El símbolo

El símbolo no es una imposición de nuestra psicología, sino creación del hombre, una invención destinada probablemente en su origen a complementar el dominio de las señales que era accesible al hombre en evolución. Frente a la señal, el símbolo era algo artificial. Esto, que puede parecer una debilidad del símbolo, es lo que ha constituido su potencia. Del mismo modo que el instrumento ha sido originariamente un modo de completar las imperfecciones de nuestros órganos, pero pronto ha adquirido vida propia que le ha llevado a multiplicar indefinidamente la potencia del órgano, también el símbolo probablemente era al principio un medio de suplir las deficiencias de nuestros aparatos perceptores de señales, pero pronto se independizó y sobrepaso infinitamente en potencia a todas las señales. Su debilidad originaria se transformó, así, en poder: su artificialidad trajo consigo su carácter abstracto y su poder de generalización.

El hombre vive en un mundo simbólico. No es un mundo de estímulos alarmantes o tranquilizadores, sino un mundo de objetos, un mundo ordenado, clasificado, “interpretado” como decía (y lamentaba) Rilke.

El símbolo no se apoya en la experiencia de una sucesión de hechos, sino en la existencia de una regla o convención que atribuye a tal símbolo tal significado. Ahora bien, establecer o seguir una regla es algo totalmente distinto de establecer una asociación entre dos fenómenos que se suceden regularmente. La asociación de imágenes es un fenómeno psicológico, no exclusivo del hombre; la regla o convención es un fenómeno social y cultural. Por ello, el símbolo no puede aprenderse individualmente, sino por participación en la visión social de un grupo humano. En el símbolo lo importante no es la forma física que adopta, sino su función, el uso para el que ha sido creado. Por eso decimos que el símbolo es abstracto.
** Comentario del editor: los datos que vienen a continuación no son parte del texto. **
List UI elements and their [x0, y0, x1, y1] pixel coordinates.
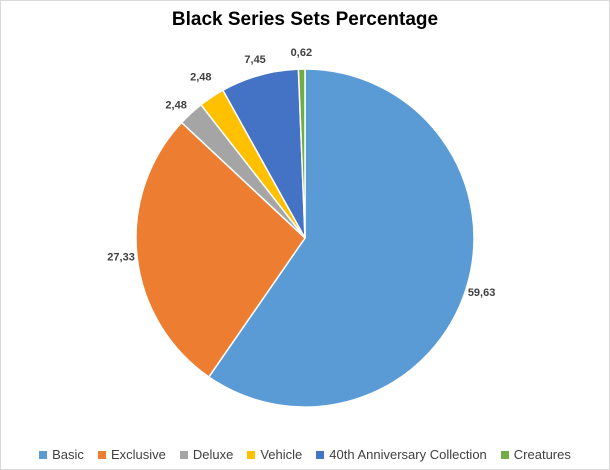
legend-label: Basic	[52, 447, 84, 462]
data-label-bg	[242, 52, 268, 67]
data-label-text-40th-anniversary-collection: 7,45	[244, 54, 265, 66]
data-label-exclusive: 27,33	[105, 250, 137, 265]
data-label-text-creatures: 0,62	[291, 47, 312, 59]
legend-label: Vehicle	[260, 447, 303, 462]
legend-item-exclusive: Exclusive	[97, 447, 166, 462]
data-label-40th-anniversary-collection: 7,45	[242, 52, 268, 67]
legend-label: Creatures	[513, 447, 571, 462]
legend-label: 40th Anniversary Collection	[329, 447, 487, 462]
data-label-text-exclusive: 27,33	[107, 252, 135, 264]
legend-swatch	[316, 450, 325, 459]
legend-item-vehicle: Vehicle	[247, 447, 302, 462]
legend-swatch	[39, 450, 48, 459]
legend-item-40th-anniversary-collection: 40th Anniversary Collection	[316, 447, 487, 462]
data-label-creatures: 0,62	[288, 45, 315, 60]
pie-chart: 59,63 27,33 2,48 2,48 7,45 0,62	[105, 45, 498, 408]
data-label-bg	[188, 70, 214, 85]
data-label-bg	[163, 98, 189, 113]
legend-item-basic: Basic	[39, 447, 84, 462]
data-label-basic: 59,63	[465, 286, 498, 301]
legend-item-creatures: Creatures	[500, 447, 571, 462]
data-label-bg	[105, 250, 137, 265]
legend-label: Exclusive	[110, 447, 166, 462]
legend-swatch	[179, 450, 188, 459]
pie-slice-exclusive	[135, 121, 306, 379]
data-label-bg	[288, 45, 315, 60]
data-label-text-vehicle: 2,48	[190, 72, 211, 84]
pie-slice-creatures	[297, 68, 306, 239]
data-label-vehicle: 2,48	[188, 70, 214, 85]
chart-title: Black Series Sets Percentage	[171, 9, 439, 30]
data-label-bg	[465, 286, 498, 301]
legend-swatch	[500, 450, 509, 459]
legend-swatch	[97, 450, 106, 459]
data-label-text-deluxe: 2,48	[165, 99, 186, 111]
chart-legend: Basic Exclusive Deluxe Vehicle 40th Annivers…	[1, 447, 609, 462]
legend-item-deluxe: Deluxe	[179, 447, 234, 462]
data-label-text-basic: 59,63	[468, 287, 496, 299]
data-label-deluxe: 2,48	[163, 98, 189, 113]
legend-swatch	[247, 450, 256, 459]
legend-label: Deluxe	[192, 447, 234, 462]
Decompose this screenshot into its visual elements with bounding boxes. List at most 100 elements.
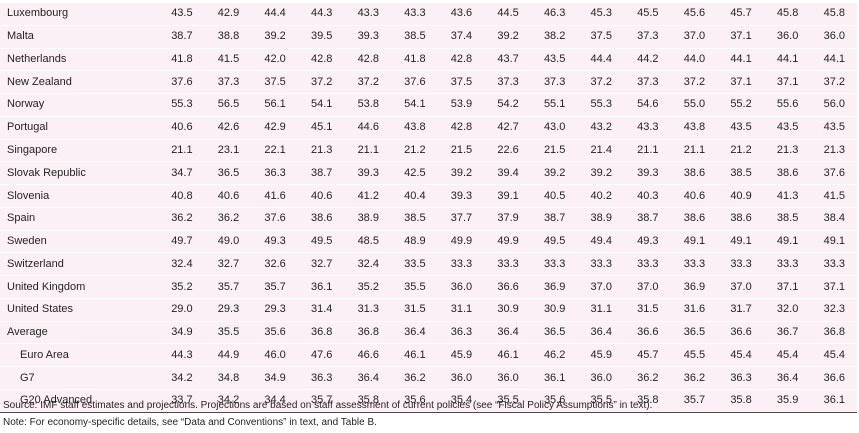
table-cell: 36.8 bbox=[344, 321, 391, 345]
table-cell: 33.3 bbox=[623, 252, 671, 277]
table-cell: 36.1 bbox=[297, 275, 345, 299]
table-cell: 31.5 bbox=[623, 298, 671, 322]
table-cell: 42.9 bbox=[204, 3, 252, 26]
table-cell: 56.5 bbox=[204, 93, 252, 117]
table-row: G20 Advanced 33.7 34.2 34.4 35.7 35.8 35.6 35.4… bbox=[0, 389, 857, 413]
table-cell: 33.3 bbox=[437, 252, 485, 277]
table-cell: 43.2 bbox=[577, 116, 624, 140]
table-cell: 36.3 bbox=[297, 366, 345, 391]
table-cell: 36.7 bbox=[763, 321, 811, 345]
table-cell: 32.3 bbox=[810, 298, 857, 322]
table-row: Sweden 49.7 49.0 49.3 49.5 48.5 48.9 49.9 49.9 49… bbox=[0, 230, 857, 254]
table-cell: 42.7 bbox=[484, 116, 531, 140]
table-cell: 41.8 bbox=[390, 48, 438, 72]
table-cell: 21.2 bbox=[390, 139, 438, 163]
table-cell: 49.5 bbox=[530, 230, 578, 254]
row-label: Portugal bbox=[0, 116, 159, 140]
table-cell: 42.8 bbox=[437, 48, 485, 72]
row-label: G20 Advanced bbox=[0, 389, 159, 413]
row-label: Norway bbox=[0, 93, 159, 117]
table-cell: 56.1 bbox=[251, 93, 298, 117]
table-cell: 42.6 bbox=[204, 116, 252, 140]
table-cell: 53.8 bbox=[344, 93, 391, 117]
table-row: G7 34.2 34.8 34.9 36.3 36.4 36.2 36.0 36.0 36.1 36… bbox=[0, 366, 857, 391]
table-cell: 55.3 bbox=[577, 93, 624, 117]
table-cell: 39.1 bbox=[484, 184, 531, 208]
table-row: Singapore 21.1 23.1 22.1 21.3 21.1 21.2 21.5 22.… bbox=[0, 139, 857, 163]
table-cell: 43.5 bbox=[158, 3, 205, 26]
table-cell: 36.0 bbox=[577, 366, 624, 391]
table-cell: 36.6 bbox=[484, 275, 531, 299]
table-cell: 38.9 bbox=[344, 207, 391, 231]
table-cell: 31.3 bbox=[344, 298, 391, 322]
table-cell: 41.6 bbox=[251, 184, 298, 208]
table-cell: 42.8 bbox=[344, 48, 391, 72]
table-cell: 21.4 bbox=[577, 139, 624, 163]
row-label: Netherlands bbox=[0, 48, 159, 72]
table-cell: 35.8 bbox=[623, 389, 671, 413]
table-row: New Zealand 37.6 37.3 37.5 37.2 37.2 37.6 37.5 3… bbox=[0, 70, 857, 95]
table-cell: 36.2 bbox=[204, 207, 252, 231]
table-cell: 35.7 bbox=[204, 275, 252, 299]
table-cell: 31.6 bbox=[670, 298, 718, 322]
table-cell: 45.9 bbox=[437, 343, 485, 368]
row-label: Malta bbox=[0, 25, 159, 49]
table-cell: 21.1 bbox=[158, 139, 205, 163]
table-cell: 36.9 bbox=[530, 275, 578, 299]
table-cell: 45.4 bbox=[810, 343, 857, 368]
table-cell: 41.5 bbox=[204, 48, 252, 72]
table-cell: 36.0 bbox=[810, 25, 857, 49]
table-cell: 45.4 bbox=[763, 343, 811, 368]
table-cell: 44.1 bbox=[810, 48, 857, 72]
table-cell: 42.5 bbox=[390, 161, 438, 186]
table-cell: 35.8 bbox=[717, 389, 764, 413]
table-cell: 35.2 bbox=[344, 275, 391, 299]
table-cell: 54.2 bbox=[484, 93, 531, 117]
table-cell: 36.4 bbox=[390, 321, 438, 345]
table-cell: 36.0 bbox=[763, 25, 811, 49]
table-cell: 33.3 bbox=[484, 252, 531, 277]
table-cell: 49.3 bbox=[623, 230, 671, 254]
table-cell: 38.7 bbox=[530, 207, 578, 231]
table-cell: 38.6 bbox=[717, 207, 764, 231]
table-cell: 37.3 bbox=[623, 25, 671, 49]
row-label: Luxembourg bbox=[0, 3, 159, 26]
table-cell: 37.3 bbox=[484, 70, 531, 95]
table-cell: 45.4 bbox=[717, 343, 764, 368]
table-cell: 23.1 bbox=[204, 139, 252, 163]
table-cell: 54.6 bbox=[623, 93, 671, 117]
table-cell: 35.5 bbox=[577, 389, 624, 413]
table-cell: 35.9 bbox=[763, 389, 811, 413]
table-cell: 44.4 bbox=[251, 3, 298, 26]
table-cell: 38.2 bbox=[530, 25, 578, 49]
row-label: G7 bbox=[0, 366, 159, 391]
table-cell: 45.1 bbox=[297, 116, 345, 140]
table-cell: 32.4 bbox=[344, 252, 391, 277]
table-cell: 36.0 bbox=[437, 275, 485, 299]
table-row: Switzerland 32.4 32.7 32.6 32.7 32.4 33.5 33.3 3… bbox=[0, 252, 857, 277]
table-cell: 38.6 bbox=[763, 161, 811, 186]
table-cell: 37.2 bbox=[297, 70, 345, 95]
table-cell: 43.6 bbox=[437, 3, 485, 26]
table-cell: 55.3 bbox=[158, 93, 205, 117]
table-cell: 49.1 bbox=[717, 230, 764, 254]
table-cell: 54.1 bbox=[297, 93, 345, 117]
table-cell: 38.6 bbox=[670, 161, 718, 186]
row-label: United States bbox=[0, 298, 159, 322]
table-cell: 38.5 bbox=[390, 25, 438, 49]
table-row: Netherlands 41.8 41.5 42.0 42.8 42.8 41.8 42.8 4… bbox=[0, 48, 857, 72]
table-cell: 37.5 bbox=[251, 70, 298, 95]
table-cell: 42.8 bbox=[297, 48, 345, 72]
table-cell: 39.2 bbox=[251, 25, 298, 49]
table-cell: 21.5 bbox=[530, 139, 578, 163]
table-cell: 36.6 bbox=[810, 366, 857, 391]
table-row: Malta 38.7 38.8 39.2 39.5 39.3 38.5 37.4 39.2 38.… bbox=[0, 25, 857, 49]
table-cell: 37.5 bbox=[577, 25, 624, 49]
table-cell: 36.5 bbox=[670, 321, 718, 345]
table-cell: 36.2 bbox=[158, 207, 205, 231]
table-cell: 34.2 bbox=[158, 366, 205, 391]
table-cell: 21.2 bbox=[717, 139, 764, 163]
table-cell: 44.3 bbox=[158, 343, 205, 368]
table-cell: 36.3 bbox=[717, 366, 764, 391]
table-cell: 36.2 bbox=[390, 366, 438, 391]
Los poetas y los místicos han lamentado a veces la barrera que el simbolismo han alzado entre nosotros y la realidad en sí misma. Han pensado que el simbolismo no es sólo un enmascaramiento de la realidad, sino también una ruptura de la unidad de experiencia original, en la que aún no existía la polarización entre el mundo por un lado y yo por el otro. una de las aspiraciones más profundas de algunas corrientes místicas orientales (el budismo zen) es traspasar la barrera de los símbolos para llegar a reconstituir la unidad originaria en la que no exista aún diferenciación del sujeto y del objeto, del yo y el mundo.

Frente a estas tendencias es preciso mantener el valor de revelación de lo real que puede tener el simbolismo y el lenguaje. No tenemos por qué concebir el símbolo como un disfraz de la realidad. Por el contrario, el símbolo y el concepto pueden revelarnos estructuras profundas de la realidad que no son accesibles a los sentidos. Cuando imponemos un nombre a una clase de objetos, lo hacemos porque en esa clase percibimos ciertas estructuras comunes, ciertas semejanzas. El símbolo llama nuestra atención sobre esas semejanzas y, al hacerlo así, nos hace patente un aspecto de la realidad que podría habernos pasado desapercibido.

Tampoco la separación del yo y el mundo es una invención del símbolo. En nuestra más mínima sensación se encuentra ya latente, y en el animal que huye de un enemigo está bien presente. Lo que hace el simbolismo es hacer consciente esta distinción implícita. Al hacerlo así, se crea en el hombre un espacio de verdad y de libertad. Pues solo cuando tenemos plena conciencia de la objetividad de la realidad podemos aspirar a reflejarla con independencia de nuestros intereses y aspiraciones. Y solo cuando tenemos conciencia plena de nuestro yo, de sus intereses y aspiraciones, podemos someter a examen el valor de sus motivos y crear así la posibilidad de la libertad.

Lejos de ser una distorsión de la realidad, el simbolismo nos desvela la realidad del mundo y de nosotros mismos.